Higgs boson: so who'll get the Nobel?

A victory has many fathers they say.

See subject.

Who’s your daddy, Higgs boson? :slight_smile:

Stephen Hawking thinks Peter Higgs should get it for predicting the particle. On the other hand, George Gamow predicted the CMB, but Penzias and Wilson won the Nobel for accidentally discovering it, and later John Mather and George Smoot won for measuring it.

Reported for possible forum change, as it seems to be a matter of opinion rather than factual.

Another complicating factor is that while Higgs got his name attached to the boson, three groups (totaling six physicists) came up with the idea independently. Unfortunately, a Nobel Prize can’t be shared among more than three people/organizations, so some of them will be SOL.

Have recent or past events regarding the Higgs Boson conferred great benefit on mankind?

Let’s just throw Jocelyn Bell in the list too for having the misfortune of being a grad student when she discovered pulsars.

Numerous physicists deserved the Nobel more than Penzias and Wilson,
who literally had no idea what they were looking at. They thought CMB
noises were being caused by pigeon shit on their antenna!

Ralph Alper predicted CMB around the same time as Gamov, and Robert Dicke
and James Peebles of Princeton University rediscovered CMB prediction, and
were about to look for it when they learned of the serendipitous discovery by
Penzias and Wilson not far away in Holmdel NJ.

That requirement may never have been in force for theoretical physics.

Nor should it be.

Relativity and Quantum Mechanics were decades away from practical
application when first discovered.

Fortunately, Alfred Nobel didn’t mention mankind in his will when creating the physics prize. It is to be awarded to whomever “shall have made the most important discovery or invention within the field of physics.” (Should Olympic golds go to the runners who have most benefited mankind, or to the ones who ran the fastest?)

Those were major advances in human knowledge, bestowing great benefit from the knowledge of their existence. Did the theorizing of the Higgs Boson, by Higgs or others do such thing, or have the recent tests to confirm those theories done that?

I agree it’s a tough standard to hold theoretical physicists to.

Well, surely, it is also a major advance in human knowledge… Why is that enough for the other theories, but not this?

How about Cafe Society?

On next season’s The Big Bang Theory, how many episodes will we get before Sheldon tries to take some credit?

I think antimatter would be a rough anology with the Higgs.

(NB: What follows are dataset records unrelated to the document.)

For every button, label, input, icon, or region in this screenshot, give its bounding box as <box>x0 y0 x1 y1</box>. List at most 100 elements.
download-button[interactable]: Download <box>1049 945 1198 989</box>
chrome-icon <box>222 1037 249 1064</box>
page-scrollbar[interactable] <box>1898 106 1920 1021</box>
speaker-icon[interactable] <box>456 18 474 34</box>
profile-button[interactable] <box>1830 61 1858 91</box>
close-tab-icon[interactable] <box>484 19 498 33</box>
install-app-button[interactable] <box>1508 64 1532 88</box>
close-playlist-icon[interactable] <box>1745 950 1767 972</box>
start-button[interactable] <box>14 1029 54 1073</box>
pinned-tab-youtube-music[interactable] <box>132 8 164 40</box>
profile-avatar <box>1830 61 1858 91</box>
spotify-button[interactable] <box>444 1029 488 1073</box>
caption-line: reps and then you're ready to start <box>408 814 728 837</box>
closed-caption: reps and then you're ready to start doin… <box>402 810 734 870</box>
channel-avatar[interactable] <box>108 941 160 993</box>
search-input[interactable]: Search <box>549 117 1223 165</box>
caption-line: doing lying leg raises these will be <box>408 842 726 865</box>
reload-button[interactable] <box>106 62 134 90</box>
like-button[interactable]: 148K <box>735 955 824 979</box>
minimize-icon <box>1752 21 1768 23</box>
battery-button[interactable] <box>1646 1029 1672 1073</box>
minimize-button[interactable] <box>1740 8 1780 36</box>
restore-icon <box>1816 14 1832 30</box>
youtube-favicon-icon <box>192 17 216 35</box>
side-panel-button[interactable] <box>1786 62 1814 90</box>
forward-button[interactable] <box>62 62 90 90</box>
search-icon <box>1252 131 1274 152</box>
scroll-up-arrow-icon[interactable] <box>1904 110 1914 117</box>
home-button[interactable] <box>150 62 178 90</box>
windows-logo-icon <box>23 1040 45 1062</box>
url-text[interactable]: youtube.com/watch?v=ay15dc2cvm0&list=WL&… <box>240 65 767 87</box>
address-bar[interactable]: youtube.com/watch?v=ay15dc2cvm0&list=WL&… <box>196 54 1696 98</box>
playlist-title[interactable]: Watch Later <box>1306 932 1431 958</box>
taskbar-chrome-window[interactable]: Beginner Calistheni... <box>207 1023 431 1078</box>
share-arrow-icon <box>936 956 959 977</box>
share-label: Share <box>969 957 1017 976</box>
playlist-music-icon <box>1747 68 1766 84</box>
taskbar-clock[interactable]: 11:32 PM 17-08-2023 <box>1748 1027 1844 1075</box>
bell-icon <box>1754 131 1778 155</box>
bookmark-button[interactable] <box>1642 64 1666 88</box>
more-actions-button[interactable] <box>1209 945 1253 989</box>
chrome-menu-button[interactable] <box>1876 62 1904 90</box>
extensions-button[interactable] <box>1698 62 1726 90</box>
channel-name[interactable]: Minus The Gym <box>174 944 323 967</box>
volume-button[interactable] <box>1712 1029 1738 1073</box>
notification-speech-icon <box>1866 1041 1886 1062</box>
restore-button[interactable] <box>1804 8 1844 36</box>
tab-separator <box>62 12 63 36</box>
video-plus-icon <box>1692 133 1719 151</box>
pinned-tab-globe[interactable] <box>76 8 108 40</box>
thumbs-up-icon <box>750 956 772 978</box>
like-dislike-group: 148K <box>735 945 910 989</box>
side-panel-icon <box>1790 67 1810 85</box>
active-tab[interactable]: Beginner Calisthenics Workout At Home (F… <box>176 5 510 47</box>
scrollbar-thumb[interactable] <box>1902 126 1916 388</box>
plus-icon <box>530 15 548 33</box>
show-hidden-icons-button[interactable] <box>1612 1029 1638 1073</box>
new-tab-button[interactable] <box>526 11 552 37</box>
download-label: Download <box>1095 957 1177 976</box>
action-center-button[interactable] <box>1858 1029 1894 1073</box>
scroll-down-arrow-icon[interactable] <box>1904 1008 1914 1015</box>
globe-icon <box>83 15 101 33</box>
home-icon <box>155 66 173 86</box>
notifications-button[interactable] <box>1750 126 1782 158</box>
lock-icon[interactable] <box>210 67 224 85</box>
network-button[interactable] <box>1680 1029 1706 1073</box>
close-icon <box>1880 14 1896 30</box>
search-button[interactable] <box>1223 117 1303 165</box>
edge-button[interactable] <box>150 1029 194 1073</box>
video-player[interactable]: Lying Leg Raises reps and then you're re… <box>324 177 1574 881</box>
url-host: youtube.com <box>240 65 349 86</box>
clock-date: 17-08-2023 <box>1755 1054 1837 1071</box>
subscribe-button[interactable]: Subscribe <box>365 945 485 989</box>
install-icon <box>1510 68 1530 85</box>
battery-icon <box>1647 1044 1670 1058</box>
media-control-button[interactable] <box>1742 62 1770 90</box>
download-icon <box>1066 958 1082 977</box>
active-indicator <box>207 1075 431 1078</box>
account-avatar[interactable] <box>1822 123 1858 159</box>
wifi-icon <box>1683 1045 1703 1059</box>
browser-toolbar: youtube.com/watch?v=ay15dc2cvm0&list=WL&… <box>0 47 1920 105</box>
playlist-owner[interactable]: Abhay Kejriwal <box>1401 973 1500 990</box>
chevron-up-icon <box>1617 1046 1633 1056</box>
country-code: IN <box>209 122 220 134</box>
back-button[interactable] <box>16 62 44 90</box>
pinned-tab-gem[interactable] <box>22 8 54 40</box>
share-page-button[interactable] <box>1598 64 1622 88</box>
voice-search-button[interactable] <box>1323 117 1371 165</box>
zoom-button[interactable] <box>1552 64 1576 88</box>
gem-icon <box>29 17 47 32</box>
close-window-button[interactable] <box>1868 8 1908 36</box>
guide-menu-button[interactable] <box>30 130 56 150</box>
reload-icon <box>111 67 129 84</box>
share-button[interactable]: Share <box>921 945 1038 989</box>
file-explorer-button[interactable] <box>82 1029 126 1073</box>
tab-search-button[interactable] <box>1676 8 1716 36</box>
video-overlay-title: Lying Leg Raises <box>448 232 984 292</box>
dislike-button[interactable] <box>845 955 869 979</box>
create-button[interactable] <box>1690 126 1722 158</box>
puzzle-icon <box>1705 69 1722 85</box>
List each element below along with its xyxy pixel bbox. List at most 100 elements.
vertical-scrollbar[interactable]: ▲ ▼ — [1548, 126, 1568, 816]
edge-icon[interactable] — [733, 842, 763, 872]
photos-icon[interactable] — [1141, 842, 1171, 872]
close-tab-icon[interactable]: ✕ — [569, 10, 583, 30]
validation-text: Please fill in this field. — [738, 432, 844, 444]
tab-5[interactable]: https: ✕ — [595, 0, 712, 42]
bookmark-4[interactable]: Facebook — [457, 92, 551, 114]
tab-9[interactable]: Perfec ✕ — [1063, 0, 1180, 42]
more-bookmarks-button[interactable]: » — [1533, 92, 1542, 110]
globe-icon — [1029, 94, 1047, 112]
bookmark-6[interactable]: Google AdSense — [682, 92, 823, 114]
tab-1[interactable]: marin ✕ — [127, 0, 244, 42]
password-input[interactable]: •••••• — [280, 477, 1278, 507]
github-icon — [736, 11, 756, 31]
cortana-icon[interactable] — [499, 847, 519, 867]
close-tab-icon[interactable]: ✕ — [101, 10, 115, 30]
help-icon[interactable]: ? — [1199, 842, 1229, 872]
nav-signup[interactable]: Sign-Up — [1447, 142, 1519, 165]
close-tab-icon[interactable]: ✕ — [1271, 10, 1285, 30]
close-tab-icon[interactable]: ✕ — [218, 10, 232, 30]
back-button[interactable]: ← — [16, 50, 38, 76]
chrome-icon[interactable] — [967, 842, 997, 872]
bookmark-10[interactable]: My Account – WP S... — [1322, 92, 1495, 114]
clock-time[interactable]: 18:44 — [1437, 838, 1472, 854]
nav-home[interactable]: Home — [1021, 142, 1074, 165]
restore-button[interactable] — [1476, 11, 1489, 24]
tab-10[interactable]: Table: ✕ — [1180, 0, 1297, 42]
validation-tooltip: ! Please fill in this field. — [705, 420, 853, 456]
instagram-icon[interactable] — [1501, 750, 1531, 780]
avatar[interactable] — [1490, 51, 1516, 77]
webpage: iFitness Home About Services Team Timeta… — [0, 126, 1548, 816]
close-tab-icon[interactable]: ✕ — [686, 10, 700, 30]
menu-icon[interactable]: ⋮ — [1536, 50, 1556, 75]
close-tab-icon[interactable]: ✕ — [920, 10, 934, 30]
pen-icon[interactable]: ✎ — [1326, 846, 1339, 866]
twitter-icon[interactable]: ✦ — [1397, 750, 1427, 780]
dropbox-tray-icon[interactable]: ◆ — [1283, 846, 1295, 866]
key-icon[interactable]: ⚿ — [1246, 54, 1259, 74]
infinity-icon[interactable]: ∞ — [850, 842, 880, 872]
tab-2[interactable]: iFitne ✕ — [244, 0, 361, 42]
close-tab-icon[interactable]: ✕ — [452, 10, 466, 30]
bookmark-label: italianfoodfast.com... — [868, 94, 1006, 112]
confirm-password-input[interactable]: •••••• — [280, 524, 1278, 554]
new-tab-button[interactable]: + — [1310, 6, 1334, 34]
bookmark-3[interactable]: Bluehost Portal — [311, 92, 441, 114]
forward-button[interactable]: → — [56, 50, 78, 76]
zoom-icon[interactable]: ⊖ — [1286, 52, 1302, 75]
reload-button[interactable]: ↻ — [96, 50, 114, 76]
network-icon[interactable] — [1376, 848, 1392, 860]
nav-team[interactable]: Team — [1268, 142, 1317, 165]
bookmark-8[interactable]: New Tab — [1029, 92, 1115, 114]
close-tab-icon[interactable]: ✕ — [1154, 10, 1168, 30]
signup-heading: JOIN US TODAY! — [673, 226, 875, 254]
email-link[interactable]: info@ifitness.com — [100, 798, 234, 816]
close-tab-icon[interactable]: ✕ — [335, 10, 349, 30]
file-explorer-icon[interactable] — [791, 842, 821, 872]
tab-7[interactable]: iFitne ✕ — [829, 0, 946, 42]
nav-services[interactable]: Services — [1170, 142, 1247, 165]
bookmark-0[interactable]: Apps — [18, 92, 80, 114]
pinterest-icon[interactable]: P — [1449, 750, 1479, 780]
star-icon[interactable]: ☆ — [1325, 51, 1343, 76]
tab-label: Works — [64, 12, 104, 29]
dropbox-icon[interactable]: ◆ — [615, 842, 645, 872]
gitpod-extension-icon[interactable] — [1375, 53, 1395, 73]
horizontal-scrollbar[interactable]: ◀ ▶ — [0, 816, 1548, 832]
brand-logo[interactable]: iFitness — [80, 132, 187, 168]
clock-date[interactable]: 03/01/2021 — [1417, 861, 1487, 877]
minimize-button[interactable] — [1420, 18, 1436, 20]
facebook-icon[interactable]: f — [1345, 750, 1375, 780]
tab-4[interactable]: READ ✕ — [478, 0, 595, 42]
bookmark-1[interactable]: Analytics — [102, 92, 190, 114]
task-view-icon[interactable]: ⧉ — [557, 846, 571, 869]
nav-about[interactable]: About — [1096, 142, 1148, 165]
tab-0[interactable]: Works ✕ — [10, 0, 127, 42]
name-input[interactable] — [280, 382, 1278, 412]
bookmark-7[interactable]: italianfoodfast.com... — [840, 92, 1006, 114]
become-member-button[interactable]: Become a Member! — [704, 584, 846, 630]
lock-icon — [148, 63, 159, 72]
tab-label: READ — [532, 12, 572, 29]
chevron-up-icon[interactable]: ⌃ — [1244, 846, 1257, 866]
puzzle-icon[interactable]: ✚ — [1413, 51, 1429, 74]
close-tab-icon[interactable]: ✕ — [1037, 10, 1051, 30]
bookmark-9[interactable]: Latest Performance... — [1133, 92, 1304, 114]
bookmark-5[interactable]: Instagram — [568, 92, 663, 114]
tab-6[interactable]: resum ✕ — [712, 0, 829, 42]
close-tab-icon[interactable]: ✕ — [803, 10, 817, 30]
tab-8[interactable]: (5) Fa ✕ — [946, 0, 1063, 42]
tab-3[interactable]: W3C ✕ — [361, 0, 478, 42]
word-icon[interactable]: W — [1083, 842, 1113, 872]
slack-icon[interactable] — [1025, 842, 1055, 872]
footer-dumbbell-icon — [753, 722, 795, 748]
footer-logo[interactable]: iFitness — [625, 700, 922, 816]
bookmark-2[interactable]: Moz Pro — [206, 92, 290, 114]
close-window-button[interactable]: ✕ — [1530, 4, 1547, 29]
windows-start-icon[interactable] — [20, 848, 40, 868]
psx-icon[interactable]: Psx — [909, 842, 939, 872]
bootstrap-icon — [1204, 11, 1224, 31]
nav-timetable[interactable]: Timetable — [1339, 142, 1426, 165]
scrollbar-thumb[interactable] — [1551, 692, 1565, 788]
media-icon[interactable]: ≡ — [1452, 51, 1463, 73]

Antimatter was a necessity of nature which so to speak sprung from Quantum Mechanical equations
developed by Paul Dirac in the late 1920s. Antimatter’s discovery a few years later is considered the
first emperimental confirmation of QM.

Simiularly the Higgs is a necessity of nature predicted by the equations of the so-called Standard Model
of physics, a further, extensive QM development which describes the strong and electroweak forces
(but not gravity). The discovery of Higgs confirms the truth of the Standard Model in somewhat the same
way antimatter confirmed the truth of QM.

They may or may not have bestowed benefit, but that’s beside the point. Nobel didn’t make the Prize for advancements that had benefits to humanity. It’s for achievements that are important within the field of physics itself. If (obvious, immediate) benefits are required, entire subfields of pursuit would be disallowed (e.g., cosmology).

(It’s a separate discussion as to whether QM was seen as anything beyond a curiosity outside of the field of physics in 1918.)

Regarding the thread topic at hand: no one has mentioned the experimental effort. The prediction of the Higgs wasn’t the biggest theoretical leap we’ve had in the past century, but the discovery of the Higgs was pretty friggin’ tough. Of course, the experimental effort has even more people to sift through looking for appropriate prize recipients…

I was asking to find out if it surely is, because I didn’t know. colonial gives a pretty good answer above.

I believe he did specify great benefit to humanity. But that doesn’t mean it’s immediate and direct benefit. Nobels aren’t awarded every time a new atom is created. Some things are breakthroughs, others aren’t. And I did just want to find out an answer to that question. It sounds like it is greatly beneficial to human knowledge by confirming the Standard Model of model of physics, and establishing it as fact to an extremely high degree of certainty.

“Emperimental.” What a great portmanteau word: empirical and experimental. It would be great if it became part of standard vocabulary.

Perhaps, but what does it indicate or connote that “empirical” or “experimental” alone fail to?

Except that we haven’t yet, there is still a lot of uncertainty as wether the new particle that the LHC has found has the actual properties of the Higgs predicted by the SM. All we know so far is there is a new particle at about the right GeV.